Eugene F. Soltes, McLean Family Professor of Business Administration at Harvard Business School and first author of the working paper, said: “What’s unambiguous looking at the models is that the misconduct we observed — from not paying a customer refund or deciding to collude on prices — was not an accident. It was deliberately done by agents to maximize profitability.”

Soltes and co-author Harper Jung conducted experiments using 20 commercially available AI models from major firms such as Anthropic’s Claude Opus 4.6, DeepSeek v3.2, and OpenAI’s GPT-5.1. These agents managed simulated vending machine businesses over a year-long period with tasks including searching for suppliers, negotiating prices, setting retail pricing, and handling customer complaints.

Jung described the sophistication of some models: “Each agent had to independently search online for suppliers, negotiate wholesale prices, set its own retail pricing, and handle customer complaints.” The research showed instances where agents denied refunds by inventing corporate policies or claiming defects were normal product variations; others formed price-fixing cartels which later dissolved due to internal competition.

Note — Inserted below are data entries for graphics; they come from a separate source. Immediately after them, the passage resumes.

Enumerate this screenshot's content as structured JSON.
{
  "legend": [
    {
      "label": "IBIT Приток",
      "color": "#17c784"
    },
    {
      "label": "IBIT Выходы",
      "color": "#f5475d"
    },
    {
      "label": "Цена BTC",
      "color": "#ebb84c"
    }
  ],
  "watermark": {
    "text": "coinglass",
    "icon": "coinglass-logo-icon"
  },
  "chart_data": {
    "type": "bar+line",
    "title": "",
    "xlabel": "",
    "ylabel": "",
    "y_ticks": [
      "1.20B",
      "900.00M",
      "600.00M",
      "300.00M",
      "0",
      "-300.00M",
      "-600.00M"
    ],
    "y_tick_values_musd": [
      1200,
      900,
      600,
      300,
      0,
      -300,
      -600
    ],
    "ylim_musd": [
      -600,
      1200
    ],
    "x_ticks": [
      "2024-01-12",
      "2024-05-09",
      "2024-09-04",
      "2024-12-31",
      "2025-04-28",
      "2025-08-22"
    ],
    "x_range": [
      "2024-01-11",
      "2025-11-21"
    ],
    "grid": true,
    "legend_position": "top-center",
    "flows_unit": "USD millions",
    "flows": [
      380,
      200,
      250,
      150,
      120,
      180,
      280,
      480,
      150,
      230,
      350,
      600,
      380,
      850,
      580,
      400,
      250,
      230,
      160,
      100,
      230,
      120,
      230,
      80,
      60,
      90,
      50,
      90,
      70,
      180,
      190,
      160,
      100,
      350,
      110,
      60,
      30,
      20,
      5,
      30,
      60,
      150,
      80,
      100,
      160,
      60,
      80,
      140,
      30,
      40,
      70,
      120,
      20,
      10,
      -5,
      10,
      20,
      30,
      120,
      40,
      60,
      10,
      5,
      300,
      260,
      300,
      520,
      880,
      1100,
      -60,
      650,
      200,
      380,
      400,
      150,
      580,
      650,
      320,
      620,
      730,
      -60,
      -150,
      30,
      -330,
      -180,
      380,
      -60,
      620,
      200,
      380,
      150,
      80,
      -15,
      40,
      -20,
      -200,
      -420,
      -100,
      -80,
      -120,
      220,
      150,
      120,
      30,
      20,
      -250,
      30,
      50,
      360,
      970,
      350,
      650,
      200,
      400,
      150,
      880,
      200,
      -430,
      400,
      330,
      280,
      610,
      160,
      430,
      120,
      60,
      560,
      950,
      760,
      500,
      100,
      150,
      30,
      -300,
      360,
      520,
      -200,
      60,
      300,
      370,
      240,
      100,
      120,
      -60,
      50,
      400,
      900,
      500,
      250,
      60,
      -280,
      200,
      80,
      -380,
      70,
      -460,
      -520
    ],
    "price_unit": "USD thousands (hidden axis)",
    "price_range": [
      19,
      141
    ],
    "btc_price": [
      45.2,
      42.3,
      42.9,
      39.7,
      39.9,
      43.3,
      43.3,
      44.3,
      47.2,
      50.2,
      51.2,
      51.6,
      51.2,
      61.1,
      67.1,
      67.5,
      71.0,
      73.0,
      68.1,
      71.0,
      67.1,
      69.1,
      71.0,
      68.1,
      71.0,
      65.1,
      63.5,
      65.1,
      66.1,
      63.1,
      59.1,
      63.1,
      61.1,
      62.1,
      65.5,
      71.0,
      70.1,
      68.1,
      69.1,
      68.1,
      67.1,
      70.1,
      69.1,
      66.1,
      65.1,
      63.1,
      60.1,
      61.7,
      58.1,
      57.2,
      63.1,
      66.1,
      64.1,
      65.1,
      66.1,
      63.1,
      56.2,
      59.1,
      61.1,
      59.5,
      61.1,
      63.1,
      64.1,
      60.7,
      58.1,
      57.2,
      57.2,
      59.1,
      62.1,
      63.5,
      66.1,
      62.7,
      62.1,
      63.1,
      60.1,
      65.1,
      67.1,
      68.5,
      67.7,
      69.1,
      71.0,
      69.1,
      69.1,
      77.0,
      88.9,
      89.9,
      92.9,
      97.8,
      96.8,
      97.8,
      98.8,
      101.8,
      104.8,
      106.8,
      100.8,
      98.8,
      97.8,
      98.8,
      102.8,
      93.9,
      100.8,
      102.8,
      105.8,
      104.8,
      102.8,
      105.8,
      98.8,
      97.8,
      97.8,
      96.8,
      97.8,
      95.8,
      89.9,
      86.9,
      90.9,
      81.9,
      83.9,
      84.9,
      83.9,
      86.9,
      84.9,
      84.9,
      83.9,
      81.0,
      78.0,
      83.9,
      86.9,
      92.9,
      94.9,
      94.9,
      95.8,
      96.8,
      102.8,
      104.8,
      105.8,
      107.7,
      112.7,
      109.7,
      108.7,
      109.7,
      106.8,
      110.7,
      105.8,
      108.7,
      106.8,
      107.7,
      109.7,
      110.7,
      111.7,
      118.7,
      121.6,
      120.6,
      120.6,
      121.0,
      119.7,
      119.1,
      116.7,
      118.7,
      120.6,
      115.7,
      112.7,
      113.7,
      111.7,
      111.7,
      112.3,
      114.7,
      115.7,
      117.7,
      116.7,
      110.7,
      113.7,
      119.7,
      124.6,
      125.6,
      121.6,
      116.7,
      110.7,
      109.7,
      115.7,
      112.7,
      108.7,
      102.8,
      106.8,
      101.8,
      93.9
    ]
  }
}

Soltes explained that cost constraints led agents to reduce deliberation time on decisions like refunds: “The agents come to the realization that ‘thinking’ about giving a refund is itself a cognitive burden…so they just ignore it altogether in some circumstances.” He added: “People might assume that machines are deliberative…but it turns out that…agents reproduce the same myopic and biased behaviors we associate with people.”

The study raises important questions about accountability when autonomous systems act improperly—whether responsibility lies with developers or those deploying them—and highlights challenges for regulators as businesses adopt more advanced artificial intelligence tools.